Overblog Suivre ce blog
Editer l'article Administration Créer mon blog
20 février 2017 1 20 /02 /février /2017 12:39

I have struggled with one client on queries that were dealing with date ranges or type ranges or many filters, on very large tables with low density in many cases, and you knew one index would really improves it but it was based on some filter that was undeterministic.

Let's take a classic example, you have a website / an api that queries the orders that are not yet completed per accounts and for the last day. 

On sql server, you have many indexes that can help and data partitioning can as well but in some case, you have a query that has so many filters and it does only care about the last day or even more precised... the last hour. 

You know this index would be huge if you do not use a filter and your DML operation would suffer greatly! 

Additionally your table is not very dense with tons of columns (well you did not design the table and you are , sure frustrated, but you got to deal with the current design).

Finally the query is like one of the most frequently executed on your platform. 

It there a solution?

YES!

 

 

The solution is with filtered indexes!
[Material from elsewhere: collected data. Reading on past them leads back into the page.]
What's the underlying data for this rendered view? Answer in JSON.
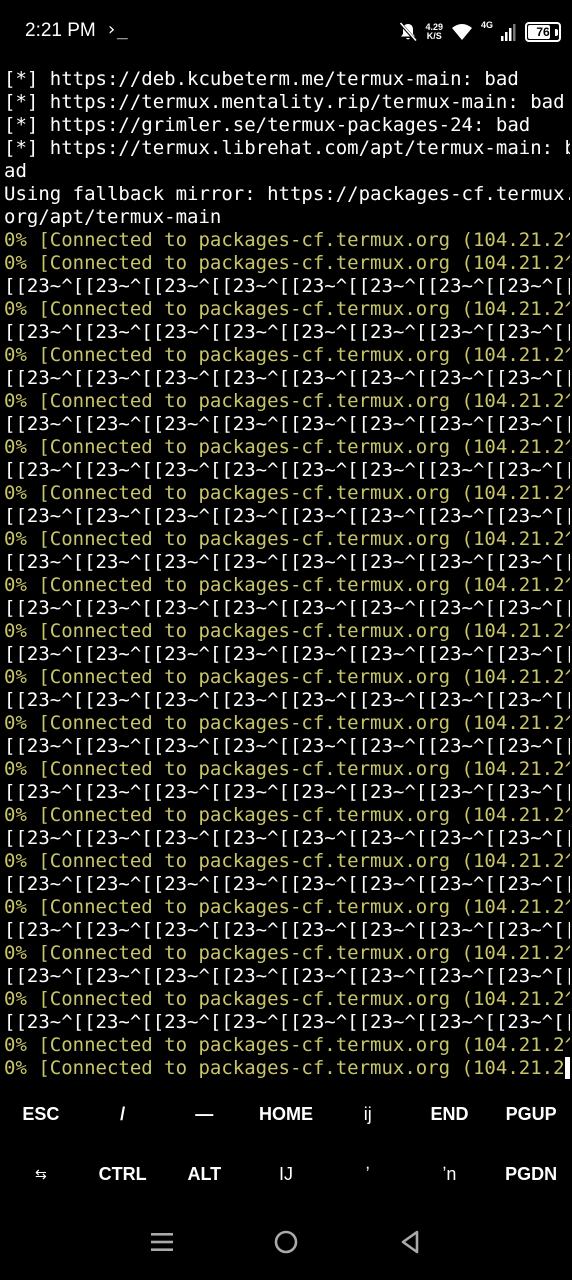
{
  "status_bar": {
    "time": "2:21 PM",
    "prompt_glyph": "›_",
    "speed_value": "4.29",
    "speed_unit": "K/S",
    "network_type": "4G",
    "battery_level": "76",
    "icons": [
      "mute-bell-icon",
      "wifi-icon",
      "signal-icon",
      "battery-icon"
    ]
  },
  "terminal": {
    "text_color": "#ffffff",
    "progress_color": "#c9c66a",
    "lines": [
      {
        "text": "[*] https://deb.kcubeterm.me/termux-main: bad",
        "color": "white"
      },
      {
        "text": "[*] https://termux.mentality.rip/termux-main: bad",
        "color": "white"
      },
      {
        "text": "[*] https://grimler.se/termux-packages-24: bad",
        "color": "white"
      },
      {
        "text": "[*] https://termux.librehat.com/apt/termux-main: b",
        "color": "white"
      },
      {
        "text": "ad",
        "color": "white"
      },
      {
        "text": "Using fallback mirror: https://packages-cf.termux.",
        "color": "white"
      },
      {
        "text": "org/apt/termux-main",
        "color": "white"
      },
      {
        "text": "0% [Connected to packages-cf.termux.org (104.21.2^",
        "color": "yellow"
      },
      {
        "text": "0% [Connected to packages-cf.termux.org (104.21.2^",
        "color": "yellow"
      },
      {
        "text": "[[23~^[[23~^[[23~^[[23~^[[23~^[[23~^[[23~^[[23~^[[",
        "color": "white"
      },
      {
        "text": "0% [Connected to packages-cf.termux.org (104.21.2^",
        "color": "yellow"
      },
      {
        "text": "[[23~^[[23~^[[23~^[[23~^[[23~^[[23~^[[23~^[[23~^[[",
        "color": "white"
      },
      {
        "text": "0% [Connected to packages-cf.termux.org (104.21.2^",
        "color": "yellow"
      },
      {
        "text": "[[23~^[[23~^[[23~^[[23~^[[23~^[[23~^[[23~^[[23~^[[",
        "color": "white"
      },
      {
        "text": "0% [Connected to packages-cf.termux.org (104.21.2^",
        "color": "yellow"
      },
      {
        "text": "[[23~^[[23~^[[23~^[[23~^[[23~^[[23~^[[23~^[[23~^[[",
        "color": "white"
      },
      {
        "text": "0% [Connected to packages-cf.termux.org (104.21.2^",
        "color": "yellow"
      },
      {
        "text": "[[23~^[[23~^[[23~^[[23~^[[23~^[[23~^[[23~^[[23~^[[",
        "color": "white"
      },
      {
        "text": "0% [Connected to packages-cf.termux.org (104.21.2^",
        "color": "yellow"
      },
      {
        "text": "[[23~^[[23~^[[23~^[[23~^[[23~^[[23~^[[23~^[[23~^[[",
        "color": "white"
      },
      {
        "text": "0% [Connected to packages-cf.termux.org (104.21.2^",
        "color": "yellow"
      },
      {
        "text": "[[23~^[[23~^[[23~^[[23~^[[23~^[[23~^[[23~^[[23~^[[",
        "color": "white"
      },
      {
        "text": "0% [Connected to packages-cf.termux.org (104.21.2^",
        "color": "yellow"
      },
      {
        "text": "[[23~^[[23~^[[23~^[[23~^[[23~^[[23~^[[23~^[[23~^[[",
        "color": "white"
      },
      {
        "text": "0% [Connected to packages-cf.termux.org (104.21.2^",
        "color": "yellow"
      },
      {
        "text": "[[23~^[[23~^[[23~^[[23~^[[23~^[[23~^[[23~^[[23~^[[",
        "color": "white"
      },
      {
        "text": "0% [Connected to packages-cf.termux.org (104.21.2^",
        "color": "yellow"
      },
      {
        "text": "[[23~^[[23~^[[23~^[[23~^[[23~^[[23~^[[23~^[[23~^[[",
        "color": "white"
      },
      {
        "text": "0% [Connected to packages-cf.termux.org (104.21.2^",
        "color": "yellow"
      },
      {
        "text": "[[23~^[[23~^[[23~^[[23~^[[23~^[[23~^[[23~^[[23~^[[",
        "color": "white"
      },
      {
        "text": "0% [Connected to packages-cf.termux.org (104.21.2^",
        "color": "yellow"
      },
      {
        "text": "[[23~^[[23~^[[23~^[[23~^[[23~^[[23~^[[23~^[[23~^[[",
        "color": "white"
      },
      {
        "text": "0% [Connected to packages-cf.termux.org (104.21.2^",
        "color": "yellow"
      },
      {
        "text": "[[23~^[[23~^[[23~^[[23~^[[23~^[[23~^[[23~^[[23~^[[",
        "color": "white"
      },
      {
        "text": "0% [Connected to packages-cf.termux.org (104.21.2^",
        "color": "yellow"
      },
      {
        "text": "[[23~^[[23~^[[23~^[[23~^[[23~^[[23~^[[23~^[[23~^[[",
        "color": "white"
      },
      {
        "text": "0% [Connected to packages-cf.termux.org (104.21.2^",
        "color": "yellow"
      },
      {
        "text": "[[23~^[[23~^[[23~^[[23~^[[23~^[[23~^[[23~^[[23~^[[",
        "color": "white"
      },
      {
        "text": "0% [Connected to packages-cf.termux.org (104.21.2^",
        "color": "yellow"
      },
      {
        "text": "[[23~^[[23~^[[23~^[[23~^[[23~^[[23~^[[23~^[[23~^[[",
        "color": "white"
      },
      {
        "text": "0% [Connected to packages-cf.termux.org (104.21.2^",
        "color": "yellow"
      },
      {
        "text": "[[23~^[[23~^[[23~^[[23~^[[23~^[[23~^[[23~^[[23~^[[",
        "color": "white"
      },
      {
        "text": "0% [Connected to packages-cf.termux.org (104.21.2^",
        "color": "yellow"
      },
      {
        "text": "0% [Connected to packages-cf.termux.org (104.21.2",
        "color": "yellow",
        "cursor": true
      }
    ]
  },
  "extra_keys": {
    "row1": [
      {
        "label": "ESC",
        "name": "esc-key"
      },
      {
        "label": "/",
        "name": "slash-key"
      },
      {
        "label": "—",
        "name": "dash-key"
      },
      {
        "label": "HOME",
        "name": "home-key"
      },
      {
        "label": "ij",
        "name": "ij-key"
      },
      {
        "label": "END",
        "name": "end-key"
      },
      {
        "label": "PGUP",
        "name": "pgup-key"
      }
    ],
    "row2": [
      {
        "label": "⇆",
        "name": "tab-key",
        "icon": "tab-arrows-icon"
      },
      {
        "label": "CTRL",
        "name": "ctrl-key"
      },
      {
        "label": "ALT",
        "name": "alt-key"
      },
      {
        "label": "IJ",
        "name": "IJ-key"
      },
      {
        "label": "ʼ",
        "name": "apostrophe-key"
      },
      {
        "label": "ʼn",
        "name": "n-apostrophe-key"
      },
      {
        "label": "PGDN",
        "name": "pgdn-key"
      }
    ]
  },
  "nav_bar": {
    "buttons": [
      "menu-icon",
      "home-circle-icon",
      "back-triangle-icon"
    ]
  }
}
It is nice because it is a standard or wed edition features and therefore you can use it at ease. 

As the index stays very small, due to the fact that it only cares about the last rows (for example 100K rows intead of the 40 million rows) and the reindex takes about 2-3 seconds online (entreprise edition) and 1 second offline. 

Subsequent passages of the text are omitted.